Aquatic therapy is designed to enhance and improve a person’s functional abilities. Basically, it’s for patients who have injuries that limit their movement and the ability to bear weight through their lower extremities. It’s easier for them to do therapy in the water because the pull of gravity isn’t as strong as on land. Motion and functional activity in the water are much more comfortable for them. For example, if someone had surgery on their leg and they have not been able to walk for a few months, it’s much easier to start the process of gaining that function back in the water rather than starting on land. So overall the water supports the body, reduces joint stress and provides assistance or resistance to movement.


What specific injuries does aquatic therapy help treat?

Individuals with a variety of medical conditions can participate in aquatic therapy.
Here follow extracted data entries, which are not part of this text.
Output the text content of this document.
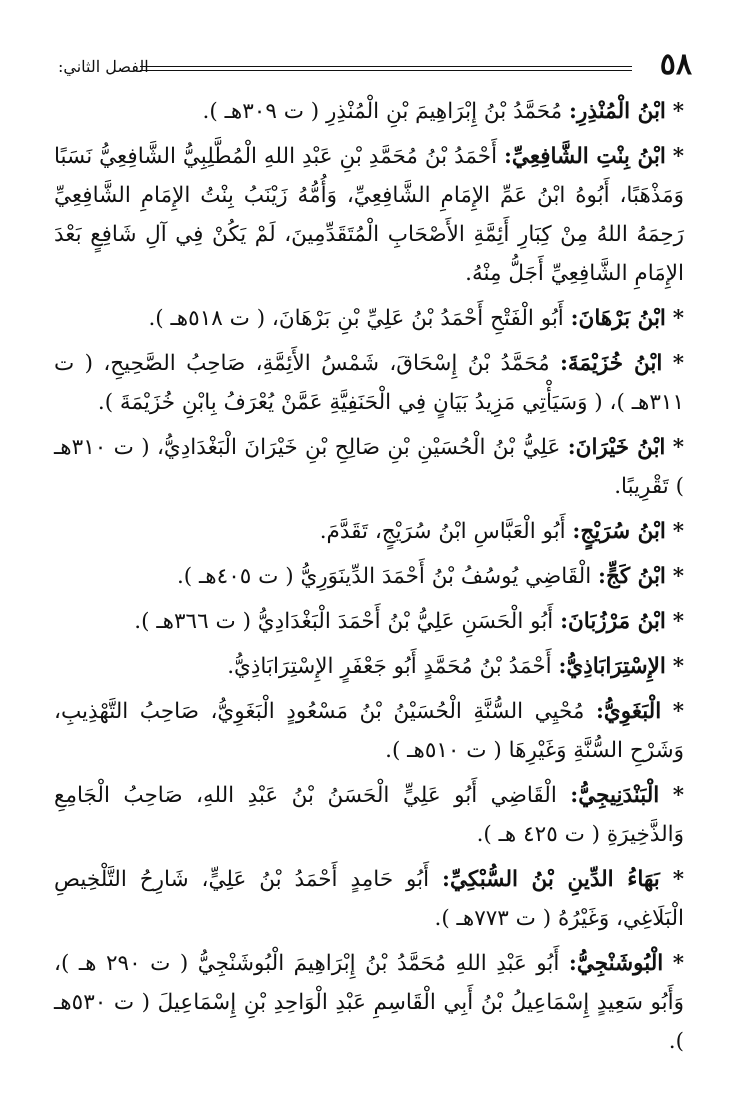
٥٨
الفصل الثاني:

* ابْنُ الْمُنْذِرِ: مُحَمَّدُ بْنُ إِبْرَاهِيمَ بْنِ الْمُنْذِرِ ( ت ٣٠٩هـ ).

* ابْنُ بِنْتِ الشَّافِعِيِّ: أَحْمَدُ بْنُ مُحَمَّدِ بْنِ عَبْدِ اللهِ الْمُطَّلِبِيُّ الشَّافِعِيُّ نَسَبًا وَمَذْهَبًا، أَبُوهُ ابْنُ عَمِّ الإِمَامِ الشَّافِعِيِّ، وَأُمُّهُ زَيْنَبُ بِنْتُ الإِمَامِ الشَّافِعِيِّ رَحِمَهُ اللهُ مِنْ كِبَارِ أَئِمَّةِ الأَصْحَابِ الْمُتَقَدِّمِينَ، لَمْ يَكُنْ فِي آلِ شَافِعٍ بَعْدَ الإِمَامِ الشَّافِعِيِّ أَجَلُّ مِنْهُ.

* ابْنُ بَرْهَانَ: أَبُو الْفَتْحِ أَحْمَدُ بْنُ عَلِيِّ بْنِ بَرْهَانَ، ( ت ٥١٨هـ ).

* ابْنُ خُزَيْمَةَ: مُحَمَّدُ بْنُ إِسْحَاقَ، شَمْسُ الأَئِمَّةِ، صَاحِبُ الصَّحِيحِ، ( ت ٣١١هـ )، ( وَسَيَأْتِي مَزِيدُ بَيَانٍ فِي الْحَنَفِيَّةِ عَمَّنْ يُعْرَفُ بِابْنِ خُزَيْمَةَ ).

* ابْنُ خَيْرَانَ: عَلِيُّ بْنُ الْحُسَيْنِ بْنِ صَالِحِ بْنِ خَيْرَانَ الْبَغْدَادِيُّ، ( ت ٣١٠هـ ) تَقْرِيبًا.

* ابْنُ سُرَيْجٍ: أَبُو الْعَبَّاسِ ابْنُ سُرَيْجٍ، تَقَدَّمَ.

* ابْنُ كَجٍّ: الْقَاضِي يُوسُفُ بْنُ أَحْمَدَ الدِّينَوَرِيُّ ( ت ٤٠٥هـ ).

* ابْنُ مَرْزُبَانَ: أَبُو الْحَسَنِ عَلِيُّ بْنُ أَحْمَدَ الْبَغْدَادِيُّ ( ت ٣٦٦هـ ).

* الإِسْتِرَابَاذِيُّ: أَحْمَدُ بْنُ مُحَمَّدٍ أَبُو جَعْفَرٍ الإِسْتِرَابَاذِيُّ.

* الْبَغَوِيُّ: مُحْيِي السُّنَّةِ الْحُسَيْنُ بْنُ مَسْعُودٍ الْبَغَوِيُّ، صَاحِبُ التَّهْذِيبِ، وَشَرْحِ السُّنَّةِ وَغَيْرِهَا ( ت ٥١٠هـ ).

* الْبَنْدَنِيجِيُّ: الْقَاضِي أَبُو عَلِيٍّ الْحَسَنُ بْنُ عَبْدِ اللهِ، صَاحِبُ الْجَامِعِ وَالذَّخِيرَةِ ( ت ٤٢٥ هـ ).

* بَهَاءُ الدِّينِ بْنُ السُّبْكِيِّ: أَبُو حَامِدٍ أَحْمَدُ بْنُ عَلِيٍّ، شَارِحُ التَّلْخِيصِ الْبَلَاغِي، وَغَيْرُهُ ( ت ٧٧٣هـ ).

* الْبُوشَنْجِيُّ: أَبُو عَبْدِ اللهِ مُحَمَّدُ بْنُ إِبْرَاهِيمَ الْبُوشَنْجِيُّ ( ت ٢٩٠ هـ )، وَأَبُو سَعِيدٍ إِسْمَاعِيلُ بْنُ أَبِي الْقَاسِمِ عَبْدِ الْوَاحِدِ بْنِ إِسْمَاعِيلَ ( ت ٥٣٠هـ ).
Back pain, knee injuries, ankle injuries, strokes, spinal cord injuries, pregnancy and arthritis are just a few of the conditions that can be treated with aquatic therapy.

Is the pool always heated because the water temperature affects the therapy progress?

Our pool is set at 92 degrees, but we have a retracting roof so some days the water is warmer. The water being heated helps relax the muscles and can increase the flexibility of the joints. Cold water could make the body tenser, so the ideal setting for therapy is a heated pool.

Physical therapist James Low is working with aqua therapy patients (from left) Alice Ige, Toni Turner, Winona Ciacci, Richard DeConti and Joseph Travaso

Do patients need to have some mobility to participate in aquatic therapy?

No, I’ve actually had patients who have not walked a day in their life. They really enjoyed getting into the pool and being able to get into a vertical position as opposed to just sitting or lying on their back. We have a chair lift to help those types of patients into the pool.

Is aquatic therapy at REHAB available for children as well?

We usually don’t see pediatric patients but, yes, we are able to treat all ages.

How often do patients come in for aquatic therapy?

I recommend my patients to be seen two to three times a week, and that’s one-onone sessions. Our community arthritis classes are two times a week, and those are done in small groups.

Has REHAB updated its aquatic therapy program along with its outpatient clinic?

As the pool has been around since 1957, we did do additional renovations as part of the outpatient clinic renovations. These included new flooring, reinforcing our roof, painting, installing a new gate and reinforcing some walls. We also ordered all new equipment such as flotation devices, ankle weights and water dumbbells. We even have special life vests for patients with spinal cord injuries. The vests help to keep the patient upright in the water. I also went to Las Vegas with another therapist for a week-long training course on aquatic therapy this past September.

What are some of the newest developments and treatments?

Ai chi is something that I am doing more often. It’s like tai chi, but done in the water. It’s to help improve balance, increase trunk strength and to promote relaxation. There are always new aquatic equipment and treatment techniques, so it’s important for our staff to attend ongoing educational sessions.